There was no need to stretch the assembly elections over eight phases in April, he said. “We saw how people gathered in lakhs at Brigade Parade ground in Kolkata (where people from all the districts attended) and at various roadshows across the state. Besides many reasons, the election is also one of the key reasons behind the spread of Covid-19 in rural Bengal. There are several remote villages where people are affected by the virus in our state. This is quite alarming,” said Dr Roy.
Worried over the situation, West Bengal chief minister Mamata Banerjee after returning to power this month has taken various measures including allowing private hospitals and nursing homes to ramp up their bed capacity by 40 per cent. She has also asked district healthcare officials to increase daily Covid testing to curb the spread and urged people to wear masks in public places.
The CM has also requested Prime Minister Narendra Modi to provide free Covid-19 vaccines to all Indians.
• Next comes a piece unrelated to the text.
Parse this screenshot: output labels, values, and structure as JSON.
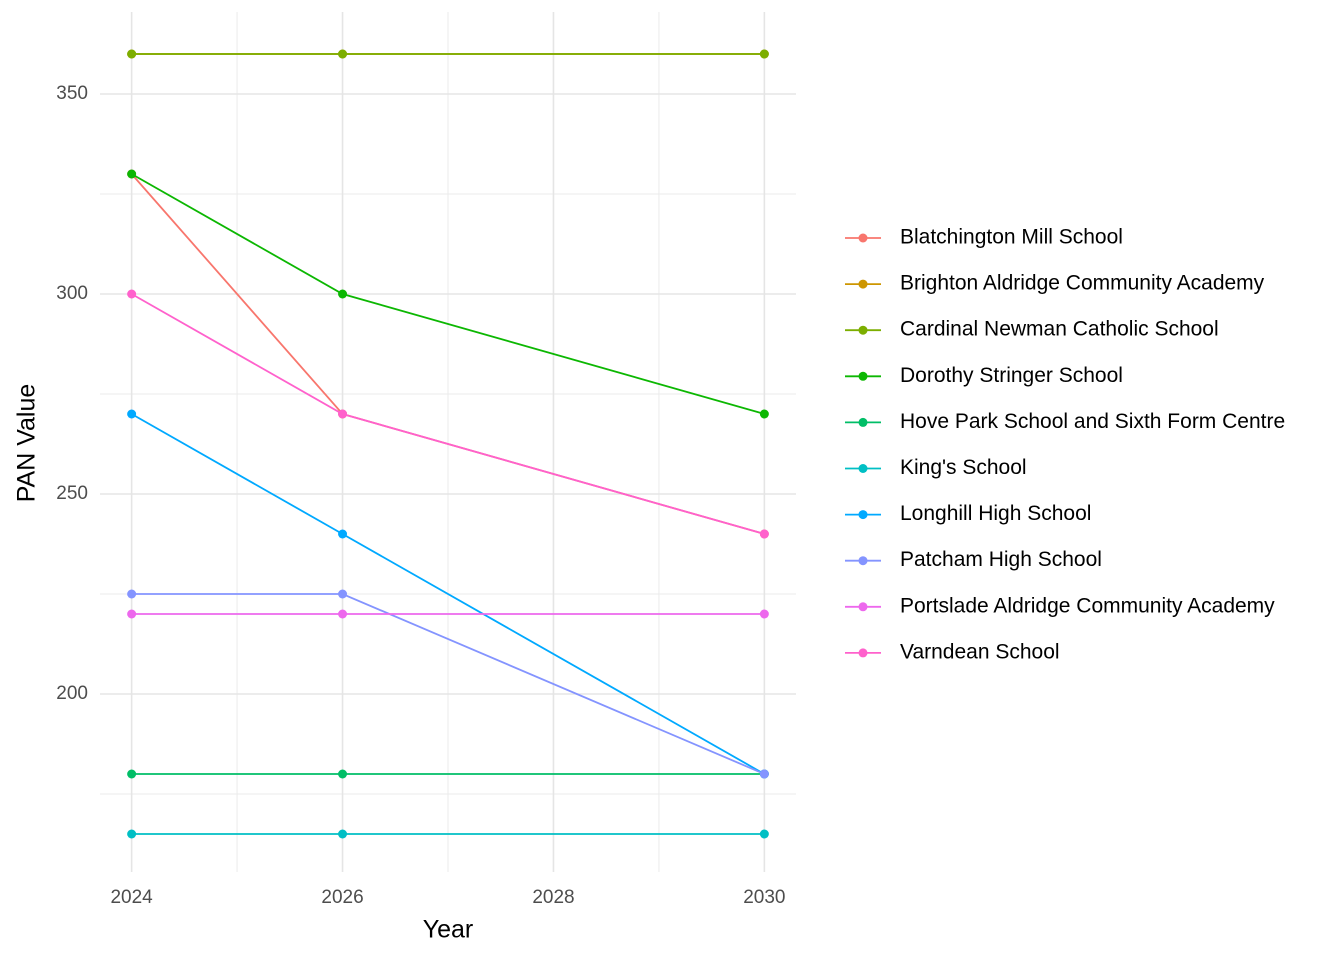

Speaking to News18, the director of health services in Bengal, Dr Ajay Chakraborty, said, “It is true that Covid-19 has spread across rural Bengal, but we have taken all the necessary pre-emptive measures to handle the crisis. The most important one is, we have made arrangements for rapid antigen tests at the district level for the early identification of patients. Lakhs of healthcare workers were deployed to address the immediate concerns of villagers. Arrangements were made for additional beds in the hospitals. We are also making our doctors aware of how to treat a Covid patient to maintain uniformity in treatment to get better results. Several mobile testing units were pressed into action to increase the testing among the symptomatic patients. Testing, masking and vaccination can help us to break the chain.”
In North 24 Parganas and Kolkata, the situation is alarming because these two districts combined have contributed nearly 40 per cent of the total cases in West Bengal. As of May 10, 2021, the total number of active cases in Kolkata was 26,281, while in North 24 Parganas the figure was 24,566.
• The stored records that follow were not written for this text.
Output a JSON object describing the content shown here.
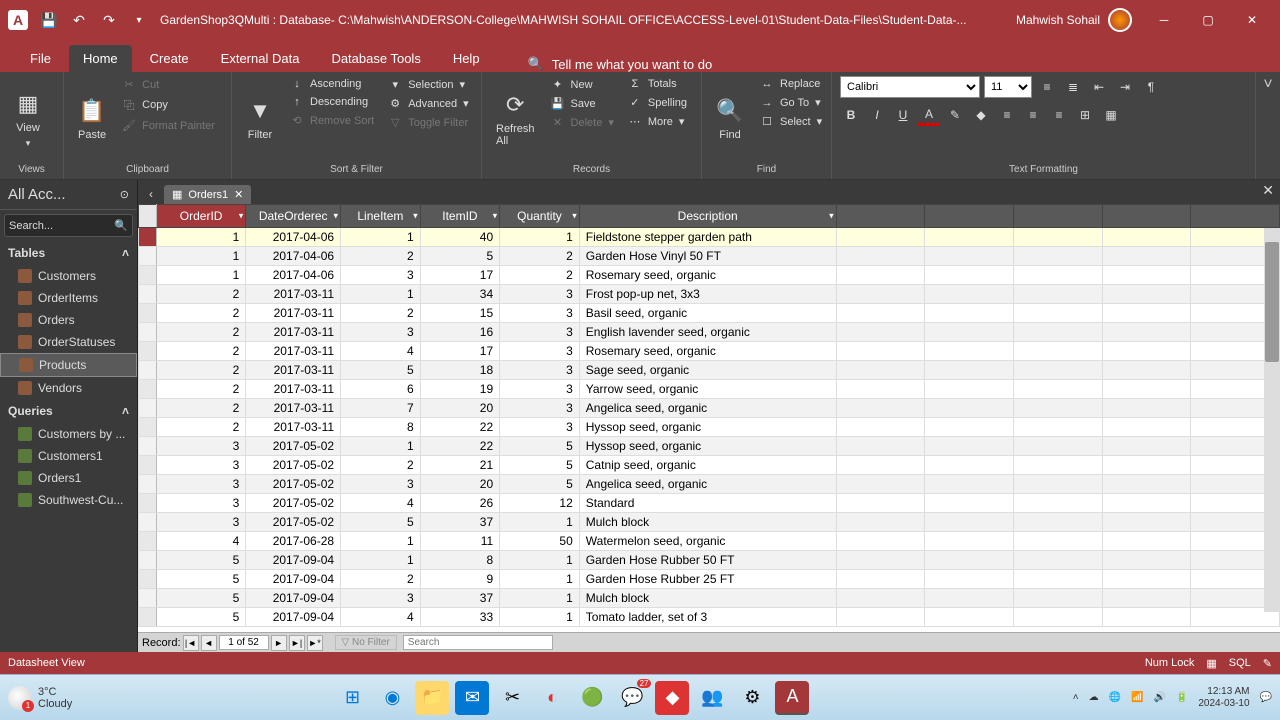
{
  "titlebar": {
    "app_letter": "A",
    "title": "GardenShop3QMulti : Database- C:\\Mahwish\\ANDERSON-College\\MAHWISH SOHAIL OFFICE\\ACCESS-Level-01\\Student-Data-Files\\Student-Data-...",
    "user": "Mahwish Sohail"
  },
  "tabs": {
    "file": "File",
    "home": "Home",
    "create": "Create",
    "external": "External Data",
    "dbtools": "Database Tools",
    "help": "Help",
    "tellme": "Tell me what you want to do"
  },
  "ribbon": {
    "views": {
      "label": "Views",
      "view": "View"
    },
    "clipboard": {
      "label": "Clipboard",
      "paste": "Paste",
      "cut": "Cut",
      "copy": "Copy",
      "format_painter": "Format Painter"
    },
    "sort": {
      "label": "Sort & Filter",
      "filter": "Filter",
      "asc": "Ascending",
      "desc": "Descending",
      "remove": "Remove Sort",
      "selection": "Selection",
      "advanced": "Advanced",
      "toggle": "Toggle Filter"
    },
    "records": {
      "label": "Records",
      "refresh": "Refresh\nAll",
      "new": "New",
      "save": "Save",
      "delete": "Delete",
      "totals": "Totals",
      "spelling": "Spelling",
      "more": "More"
    },
    "find": {
      "label": "Find",
      "find": "Find",
      "replace": "Replace",
      "goto": "Go To",
      "select": "Select"
    },
    "format": {
      "label": "Text Formatting",
      "font": "Calibri",
      "size": "11"
    }
  },
  "nav": {
    "header": "All Acc...",
    "search_placeholder": "Search...",
    "tables_label": "Tables",
    "tables": [
      "Customers",
      "OrderItems",
      "Orders",
      "OrderStatuses",
      "Products",
      "Vendors"
    ],
    "queries_label": "Queries",
    "queries": [
      "Customers by ...",
      "Customers1",
      "Orders1",
      "Southwest-Cu..."
    ]
  },
  "datasheet": {
    "tab_name": "Orders1",
    "columns": [
      "OrderID",
      "DateOrderec",
      "LineItem",
      "ItemID",
      "Quantity",
      "Description"
    ],
    "rows": [
      [
        "1",
        "2017-04-06",
        "1",
        "40",
        "1",
        "Fieldstone stepper garden path"
      ],
      [
        "1",
        "2017-04-06",
        "2",
        "5",
        "2",
        "Garden Hose Vinyl 50 FT"
      ],
      [
        "1",
        "2017-04-06",
        "3",
        "17",
        "2",
        "Rosemary seed, organic"
      ],
      [
        "2",
        "2017-03-11",
        "1",
        "34",
        "3",
        "Frost pop-up net, 3x3"
      ],
      [
        "2",
        "2017-03-11",
        "2",
        "15",
        "3",
        "Basil seed, organic"
      ],
      [
        "2",
        "2017-03-11",
        "3",
        "16",
        "3",
        "English lavender seed, organic"
      ],
      [
        "2",
        "2017-03-11",
        "4",
        "17",
        "3",
        "Rosemary seed, organic"
      ],
      [
        "2",
        "2017-03-11",
        "5",
        "18",
        "3",
        "Sage seed, organic"
      ],
      [
        "2",
        "2017-03-11",
        "6",
        "19",
        "3",
        "Yarrow seed, organic"
      ],
      [
        "2",
        "2017-03-11",
        "7",
        "20",
        "3",
        "Angelica seed, organic"
      ],
      [
        "2",
        "2017-03-11",
        "8",
        "22",
        "3",
        "Hyssop seed, organic"
      ],
      [
        "3",
        "2017-05-02",
        "1",
        "22",
        "5",
        "Hyssop seed, organic"
      ],
      [
        "3",
        "2017-05-02",
        "2",
        "21",
        "5",
        "Catnip seed, organic"
      ],
      [
        "3",
        "2017-05-02",
        "3",
        "20",
        "5",
        "Angelica seed, organic"
      ],
      [
        "3",
        "2017-05-02",
        "4",
        "26",
        "12",
        "Standard"
      ],
      [
        "3",
        "2017-05-02",
        "5",
        "37",
        "1",
        "Mulch block"
      ],
      [
        "4",
        "2017-06-28",
        "1",
        "11",
        "50",
        "Watermelon seed, organic"
      ],
      [
        "5",
        "2017-09-04",
        "1",
        "8",
        "1",
        "Garden Hose Rubber 50 FT"
      ],
      [
        "5",
        "2017-09-04",
        "2",
        "9",
        "1",
        "Garden Hose Rubber 25 FT"
      ],
      [
        "5",
        "2017-09-04",
        "3",
        "37",
        "1",
        "Mulch block"
      ],
      [
        "5",
        "2017-09-04",
        "4",
        "33",
        "1",
        "Tomato ladder, set of 3"
      ]
    ],
    "record_label": "Record:",
    "record_pos": "1 of 52",
    "filter_label": "No Filter",
    "search_label": "Search"
  },
  "statusbar": {
    "left": "Datasheet View",
    "numlock": "Num Lock",
    "sql": "SQL"
  },
  "taskbar": {
    "temp": "3°C",
    "weather": "Cloudy",
    "weather_badge": "1",
    "whatsapp_badge": "27",
    "time": "12:13 AM",
    "date": "2024-03-10"
  },
  "colors": {
    "accent": "#a4373a",
    "ribbon_bg": "#444",
    "nav_bg": "#3a3a3a"
  }
}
The convenor of the West Bengal Doctor’s Forum (WBDF), Dr Punyabrata Gun, said, “As per the present situation, identification of infected persons is very crucial if we want to control the situation. We need to think about micro-containment zones and making people aware of the significance of wearing masks is a must. I think now we all should behave like responsible citizens by following WHO norms to protect our society from this crisis. On behalf of our forum, we want the governments (at the state and the central level) to expedite universal vaccination programmes for all eligible people in our country.”
The state on Wednesday registered its highest single-day spike of 20,377 new Covid-19 cases, pushing the tally to 10,53,117, the health department said. The number of deaths rose to 12,728 with 135 more people succumbing to the disease.
Dr Suman Poddar, a well-known microbiologist associated with the Institute of Child Health in Kolkata, said, “This time children are getting affected and this is a matter of concern. I think the government should immediately come out with a universal vaccination plan for all to bring all sectors back on track. If we delay in taking pre-emptive action, then the consequences will be bad.”